In southern New Mexico, a seldom-studied subspecies of chipmunk faces an uncertain future due to the destruction of the high-elevation coniferous woodlands it inhabits. Using camera traps, a recent student research project mapped the distribution of these Oscura Mountains Colorado chipmunks to help inform the population’s monitoring and conservation.
“It was overarching landscape-scale factors like vegetation community type and proximity to steep areas with exposed rock that were most important in predicting what areas were most likely to have chipmunks,” said Ian Perkins-Taylor, who conducted the study for his master’s thesis at New Mexico State University.
Perkins-Taylor started his Oscura Mountains Colorado chipmunk (Neotamias quadrivittatus oscuraensis) research — which earned him second place for his student presentation at the 2017 annual TWS conference in Albuquerque, New Mexico — in 2015. To find out where the animals lived without causing the stress or mortality associated with live trapping, he placed camera traps across the Oscura Mountains, which cover about 10,000 acres in New Mexico’s White Sands Missile Range. He also measured local habitat features, such as ground cover, canopy cover and temperature, and looked at landscape-scale GIS data, including elevation, vegetation productivity and land cover type.

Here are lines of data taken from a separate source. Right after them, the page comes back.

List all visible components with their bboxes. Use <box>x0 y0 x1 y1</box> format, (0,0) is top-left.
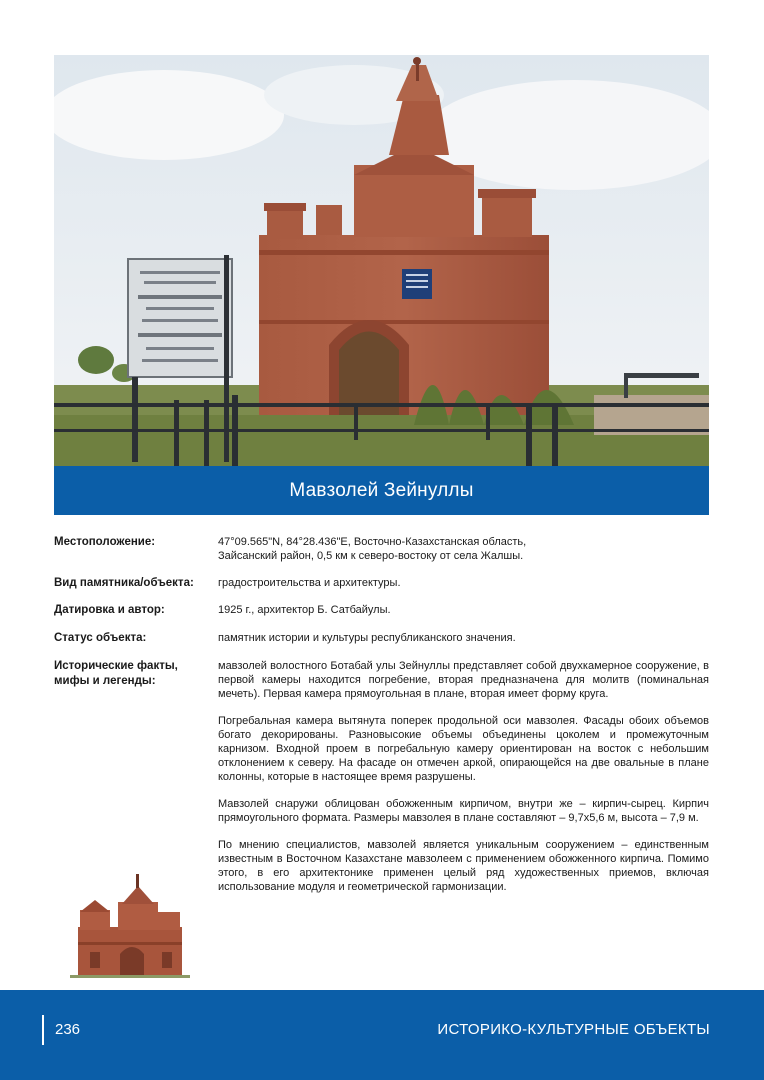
dating-label: Датировка и автор: <box>54 604 165 616</box>
location-line-2: Зайсанский район, 0,5 км к северо-востоку от села Жалшы. <box>218 550 524 562</box>
title-band <box>54 466 709 515</box>
footer <box>0 990 764 1080</box>
page-title: Мавзолей Зейнуллы <box>289 479 474 501</box>
history-paragraph-4: По мнению специалистов, мавзолей является уникальным сооружением – единственным известным в Восточном Казахстане мавзолеем с применением обожженного кирпича. Помимо этого, в его архитектонике применен целый ряд художественных приемов, включая использование модуля и геометрической гармонизации. <box>218 839 709 893</box>
history-paragraph-2: Погребальная камера вытянута поперек продольной оси мавзолея. Фасады обоих объемов богато декорированы. Разновысокие объемы объединены цоколем и промежуточным карнизом. Входной проем в погребальную камеру ориентирован на восток с небольшим отклонением к северу. На фасаде он отмечен аркой, опирающейся на две овальные в плане колонны, которые в настоящее время разрушены. <box>218 715 709 783</box>
history-label-line-1: Исторические факты, <box>54 660 178 672</box>
mausoleum-thumbnail-drawing <box>70 872 190 980</box>
mausoleum-illustration <box>54 55 709 466</box>
history-paragraph-1: мавзолей волостного Ботабай улы Зейнуллы представляет собой двухкамерное сооружение, в первой камеры находится погребение, вторая предназначена для молитв (поминальная мечеть). Первая камера прямоугольная в плане, вторая имеет форму круга. <box>218 660 709 700</box>
section-title: ИСТОРИКО-КУЛЬТУРНЫЕ ОБЪЕКТЫ <box>437 1021 710 1038</box>
type-label: Вид памятника/объекта: <box>54 577 194 589</box>
history-paragraph-3: Мавзолей снаружи облицован обожженным кирпичом, внутри же – кирпич-сырец. Кирпич прямоугольного формата. Размеры мавзолея в плане составляют – 9,7х5,6 м, высота – 7,9 м. <box>218 798 709 824</box>
status-label: Статус объекта: <box>54 632 147 644</box>
mausoleum-photo <box>54 55 709 466</box>
location-value <box>218 535 709 563</box>
page-number: 236 <box>55 1021 81 1038</box>
type-value: градостроительства и архитектуры. <box>218 577 401 589</box>
footer-divider <box>42 1015 44 1045</box>
history-label-line-2: мифы и легенды: <box>54 674 156 687</box>
dating-value: 1925 г., архитектор Б. Сатбайулы. <box>218 604 391 616</box>
location-label: Местоположение: <box>54 536 156 548</box>
status-value: памятник истории и культуры республиканского значения. <box>218 632 516 644</box>
mausoleum-thumbnail <box>70 872 190 980</box>
history-text <box>218 659 709 894</box>
location-line-1: 47°09.565"N, 84°28.436"E, Восточно-Казахстанская область, <box>218 536 527 548</box>
history-label <box>54 659 178 688</box>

The chipmunks are restricted to mountaintop pinyon woodlands, Perkins-Taylor said, which have been disappearing and fragmenting under pressure from humans, bark beetle outbreaks, droughts, wildfires and climate change over the past decade.
“It’s believed that the pinyon pinecones are the main source of food for the chipmunk, so biologists are worried about how impacts on the pinyon community could affect the chipmunk population,” he said.
The Oscura Mountains Colorado chipmunk is a species of greatest conservation need, according to the New Mexico Department of Game and Fish, which means more research is required to protect it. One of the only published studies on the animals examined their habitat use through visual surveys, Perkins-Taylor said, but walking around searching for chipmunks isn’t as effective as capturing them with camera traps.
Now a biological scientist with the Florida Fish and Wildlife Conservation Commission, Perkins-Taylor became involved with TWS at the regional level when he began his master’s degree. His chipmunk presentation had won the student competition at the joint annual meeting of the New Mexico and Arizona chapters last February, but he wasn’t expecting nationwide recognition.
“That was a big surprise because I didn’t even know they were doing a competition and just got the email,” said Perkins-Taylor, who recently joined the TWS parent society. “We put a lot of work into the presentation to come up with a coherent narrative so we could get across all the background and statistical information while still being interesting. It was nice to hear people thought we did a good job.”
Perkins-Taylor said he enjoyed the “exciting” opportunity to informally share his research, learn from other presentations and network at the TWS conference, which was his first national one.
“It was nice to hear about different research projects around the country, and hearing interesting statistical methods that I may want to try sometime soon,” Perkins-Taylor said. “At that point, I had just been offered the job with the Florida Fish and Wildlife Conservation Commission, so I was able to go to their talk and introduce myself.”
Perkins-Taylor says he’s “definitely” interested in returning to the 2018 annual TWS conference in Cleveland, Ohio, next fall.